The thing about this crisis is that effects everyone in a variety of ways. While energy costs are driving much of it, costs are going up seemingly everywhere and incomes simply aren’t keeping pace.
That’s why the CAB network is such an essential community service. Our approach is person centred, we don’t just solve one problem, we try and help the person through everything.
Life isn’t black and white, and problems don’t occur in isolation. CABs understand this – in fact 4 in 10 of the cases they deal with are complex, dealing with multiple advice types. Looking at CAB energy cases for example, we see that all almost half of people needing help also needed advice in 2 or more areas such as housing, Universal Credit or debt.
What CAB advisers do at times can be simply life changing. Helping people recognise their rights but also unlocking money for people. One in five clients see a financial gain from the CAB network, and on average that gain is worth around £4,400. Imagine the difference that sum of money could make to people facing that heart-breaking choice between heating or eating.
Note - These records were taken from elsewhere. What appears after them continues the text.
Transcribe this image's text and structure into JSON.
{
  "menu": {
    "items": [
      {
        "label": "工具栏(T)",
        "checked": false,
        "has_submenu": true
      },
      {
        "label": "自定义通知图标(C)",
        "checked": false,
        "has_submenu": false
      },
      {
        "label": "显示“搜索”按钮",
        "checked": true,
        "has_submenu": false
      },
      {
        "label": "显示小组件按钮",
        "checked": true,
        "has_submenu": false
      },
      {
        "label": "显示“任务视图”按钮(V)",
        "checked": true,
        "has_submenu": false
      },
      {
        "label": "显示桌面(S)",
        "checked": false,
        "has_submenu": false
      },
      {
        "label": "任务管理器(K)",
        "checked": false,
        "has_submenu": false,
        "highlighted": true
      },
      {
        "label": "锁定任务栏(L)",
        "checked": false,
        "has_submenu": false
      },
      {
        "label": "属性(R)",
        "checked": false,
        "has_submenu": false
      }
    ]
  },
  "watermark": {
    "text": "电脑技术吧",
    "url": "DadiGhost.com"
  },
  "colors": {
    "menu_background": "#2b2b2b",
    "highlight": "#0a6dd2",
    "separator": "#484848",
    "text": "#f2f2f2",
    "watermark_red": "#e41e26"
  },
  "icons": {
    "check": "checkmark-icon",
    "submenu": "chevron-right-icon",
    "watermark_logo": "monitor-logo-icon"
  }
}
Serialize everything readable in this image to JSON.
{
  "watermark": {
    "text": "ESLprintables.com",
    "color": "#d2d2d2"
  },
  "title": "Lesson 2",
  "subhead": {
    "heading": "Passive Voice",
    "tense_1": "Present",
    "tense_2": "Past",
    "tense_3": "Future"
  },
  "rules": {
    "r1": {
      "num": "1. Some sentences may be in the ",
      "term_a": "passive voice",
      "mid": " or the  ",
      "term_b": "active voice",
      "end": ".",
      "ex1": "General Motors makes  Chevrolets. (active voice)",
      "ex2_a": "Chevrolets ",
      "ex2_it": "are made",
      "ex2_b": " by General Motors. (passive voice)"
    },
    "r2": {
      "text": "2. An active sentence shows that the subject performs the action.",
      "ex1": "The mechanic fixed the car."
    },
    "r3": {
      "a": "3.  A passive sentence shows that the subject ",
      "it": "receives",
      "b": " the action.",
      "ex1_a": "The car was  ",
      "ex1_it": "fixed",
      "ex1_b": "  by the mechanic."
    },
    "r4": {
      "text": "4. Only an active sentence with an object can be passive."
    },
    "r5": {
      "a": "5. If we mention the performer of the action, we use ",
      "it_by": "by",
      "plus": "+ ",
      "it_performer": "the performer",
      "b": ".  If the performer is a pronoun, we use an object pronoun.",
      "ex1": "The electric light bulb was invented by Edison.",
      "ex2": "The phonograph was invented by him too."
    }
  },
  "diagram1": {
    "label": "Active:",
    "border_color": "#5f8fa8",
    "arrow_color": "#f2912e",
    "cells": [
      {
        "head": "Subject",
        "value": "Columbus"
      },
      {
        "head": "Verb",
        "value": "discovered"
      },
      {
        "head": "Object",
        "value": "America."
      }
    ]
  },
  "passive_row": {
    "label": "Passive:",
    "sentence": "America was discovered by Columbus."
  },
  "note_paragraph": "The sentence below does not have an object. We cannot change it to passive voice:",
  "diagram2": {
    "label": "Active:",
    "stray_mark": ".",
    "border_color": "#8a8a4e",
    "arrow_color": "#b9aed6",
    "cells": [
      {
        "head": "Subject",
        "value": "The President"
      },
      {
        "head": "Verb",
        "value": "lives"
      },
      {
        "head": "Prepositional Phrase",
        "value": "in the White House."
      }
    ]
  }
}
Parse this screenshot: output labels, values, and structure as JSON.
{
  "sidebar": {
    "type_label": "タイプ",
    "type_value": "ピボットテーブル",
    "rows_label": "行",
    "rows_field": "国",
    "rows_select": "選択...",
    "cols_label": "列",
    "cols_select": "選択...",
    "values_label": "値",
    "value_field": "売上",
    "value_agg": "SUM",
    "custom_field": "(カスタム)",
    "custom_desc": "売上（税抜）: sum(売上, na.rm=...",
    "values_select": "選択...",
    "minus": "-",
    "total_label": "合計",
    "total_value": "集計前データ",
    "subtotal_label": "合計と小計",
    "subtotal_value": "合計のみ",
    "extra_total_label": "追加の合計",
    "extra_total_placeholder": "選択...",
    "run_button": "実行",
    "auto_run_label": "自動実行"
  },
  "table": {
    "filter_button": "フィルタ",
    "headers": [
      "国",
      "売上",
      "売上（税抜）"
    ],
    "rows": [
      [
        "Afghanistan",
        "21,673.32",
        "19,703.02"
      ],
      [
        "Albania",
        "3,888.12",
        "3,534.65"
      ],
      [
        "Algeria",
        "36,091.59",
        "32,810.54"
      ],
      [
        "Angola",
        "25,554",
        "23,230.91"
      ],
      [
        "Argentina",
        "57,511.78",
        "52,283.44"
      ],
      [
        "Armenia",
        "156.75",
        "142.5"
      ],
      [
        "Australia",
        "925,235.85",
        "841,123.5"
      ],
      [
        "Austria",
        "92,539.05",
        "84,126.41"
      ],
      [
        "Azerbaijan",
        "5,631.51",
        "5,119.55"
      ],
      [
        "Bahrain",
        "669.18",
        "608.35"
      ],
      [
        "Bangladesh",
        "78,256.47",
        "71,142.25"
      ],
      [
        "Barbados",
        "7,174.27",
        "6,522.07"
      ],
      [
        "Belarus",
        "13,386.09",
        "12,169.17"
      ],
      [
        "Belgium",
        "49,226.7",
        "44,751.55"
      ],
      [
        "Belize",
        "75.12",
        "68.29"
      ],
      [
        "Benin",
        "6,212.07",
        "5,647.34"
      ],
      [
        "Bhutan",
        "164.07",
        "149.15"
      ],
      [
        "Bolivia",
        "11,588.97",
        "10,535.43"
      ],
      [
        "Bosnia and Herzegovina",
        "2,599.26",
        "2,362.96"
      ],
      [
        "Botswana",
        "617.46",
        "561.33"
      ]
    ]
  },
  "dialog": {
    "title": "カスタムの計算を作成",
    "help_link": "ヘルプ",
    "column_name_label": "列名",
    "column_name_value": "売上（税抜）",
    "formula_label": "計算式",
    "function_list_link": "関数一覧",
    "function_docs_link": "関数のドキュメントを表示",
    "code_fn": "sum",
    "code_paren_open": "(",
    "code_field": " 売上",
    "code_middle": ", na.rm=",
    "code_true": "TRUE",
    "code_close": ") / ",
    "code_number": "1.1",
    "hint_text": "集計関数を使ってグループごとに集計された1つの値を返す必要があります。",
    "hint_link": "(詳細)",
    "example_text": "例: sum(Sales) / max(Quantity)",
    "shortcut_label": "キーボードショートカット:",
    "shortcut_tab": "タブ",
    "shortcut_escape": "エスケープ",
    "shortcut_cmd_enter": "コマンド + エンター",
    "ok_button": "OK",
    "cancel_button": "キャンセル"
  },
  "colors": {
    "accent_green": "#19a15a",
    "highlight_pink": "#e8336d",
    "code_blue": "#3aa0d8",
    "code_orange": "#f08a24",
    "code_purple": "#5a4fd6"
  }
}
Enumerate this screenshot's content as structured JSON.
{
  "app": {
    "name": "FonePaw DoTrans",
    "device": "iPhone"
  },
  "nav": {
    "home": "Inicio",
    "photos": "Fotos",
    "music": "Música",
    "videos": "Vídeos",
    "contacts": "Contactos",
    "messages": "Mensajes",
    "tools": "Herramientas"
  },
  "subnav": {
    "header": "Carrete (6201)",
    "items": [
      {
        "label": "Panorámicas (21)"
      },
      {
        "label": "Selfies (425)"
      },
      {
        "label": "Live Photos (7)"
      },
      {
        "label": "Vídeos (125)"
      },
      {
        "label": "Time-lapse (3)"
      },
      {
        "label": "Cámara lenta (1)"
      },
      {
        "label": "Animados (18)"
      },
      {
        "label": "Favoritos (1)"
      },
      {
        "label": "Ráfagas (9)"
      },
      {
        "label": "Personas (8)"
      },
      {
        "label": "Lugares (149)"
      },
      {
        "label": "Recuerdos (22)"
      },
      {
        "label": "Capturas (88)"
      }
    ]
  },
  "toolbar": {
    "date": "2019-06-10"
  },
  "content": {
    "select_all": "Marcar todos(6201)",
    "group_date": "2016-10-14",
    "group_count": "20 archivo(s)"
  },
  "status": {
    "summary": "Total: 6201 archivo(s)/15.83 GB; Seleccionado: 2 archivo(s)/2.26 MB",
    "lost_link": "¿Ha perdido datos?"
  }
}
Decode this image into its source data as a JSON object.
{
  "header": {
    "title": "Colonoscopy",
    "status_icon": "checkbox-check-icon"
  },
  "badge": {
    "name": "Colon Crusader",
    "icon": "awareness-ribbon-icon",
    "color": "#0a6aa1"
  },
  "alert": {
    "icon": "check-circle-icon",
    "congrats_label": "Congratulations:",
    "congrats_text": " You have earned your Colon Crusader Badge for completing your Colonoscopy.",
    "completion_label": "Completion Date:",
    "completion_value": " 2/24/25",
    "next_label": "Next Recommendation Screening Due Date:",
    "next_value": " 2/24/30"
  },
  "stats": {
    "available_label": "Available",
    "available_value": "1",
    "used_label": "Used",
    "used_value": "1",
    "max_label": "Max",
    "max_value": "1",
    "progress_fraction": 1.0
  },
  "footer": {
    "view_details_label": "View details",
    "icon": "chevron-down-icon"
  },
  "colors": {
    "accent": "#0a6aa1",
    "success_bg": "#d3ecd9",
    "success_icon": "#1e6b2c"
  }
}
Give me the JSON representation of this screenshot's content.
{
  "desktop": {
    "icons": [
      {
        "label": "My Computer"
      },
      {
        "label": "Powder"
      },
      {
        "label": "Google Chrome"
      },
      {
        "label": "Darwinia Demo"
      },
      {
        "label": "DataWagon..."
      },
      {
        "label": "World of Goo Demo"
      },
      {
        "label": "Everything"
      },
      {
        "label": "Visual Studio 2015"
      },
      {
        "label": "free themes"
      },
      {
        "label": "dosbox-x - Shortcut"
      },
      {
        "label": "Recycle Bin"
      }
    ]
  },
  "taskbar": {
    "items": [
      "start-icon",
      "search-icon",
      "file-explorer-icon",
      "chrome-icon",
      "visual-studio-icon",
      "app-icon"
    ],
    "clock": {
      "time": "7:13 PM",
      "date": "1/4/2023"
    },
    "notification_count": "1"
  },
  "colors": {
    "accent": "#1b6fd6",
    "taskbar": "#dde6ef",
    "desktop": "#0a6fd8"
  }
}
This is all delivered with the empathy and understanding that comes from local people helping their local communities. There’s no judgement, just help with free, impartial and confidential advice.
As the times change, the Citizens Advice network is changing with it. Not just in terms of the type of advice we deliver, but how we deliver it. Every month around 200,000 people check our online advice and 20,000 get advice from us in person or over the phone. For vulnerable people with complex needs there’s still no substitute for face to face advice.
So as restrictions wind down, Scotland faces a new crisis. The CAB network is here, offering people support in a way few, if any, other services truly can.
Derek Mitchell is CEO of Citizens Advice Scotland. This article first appeared in the Herald on Monday 18th April 2022.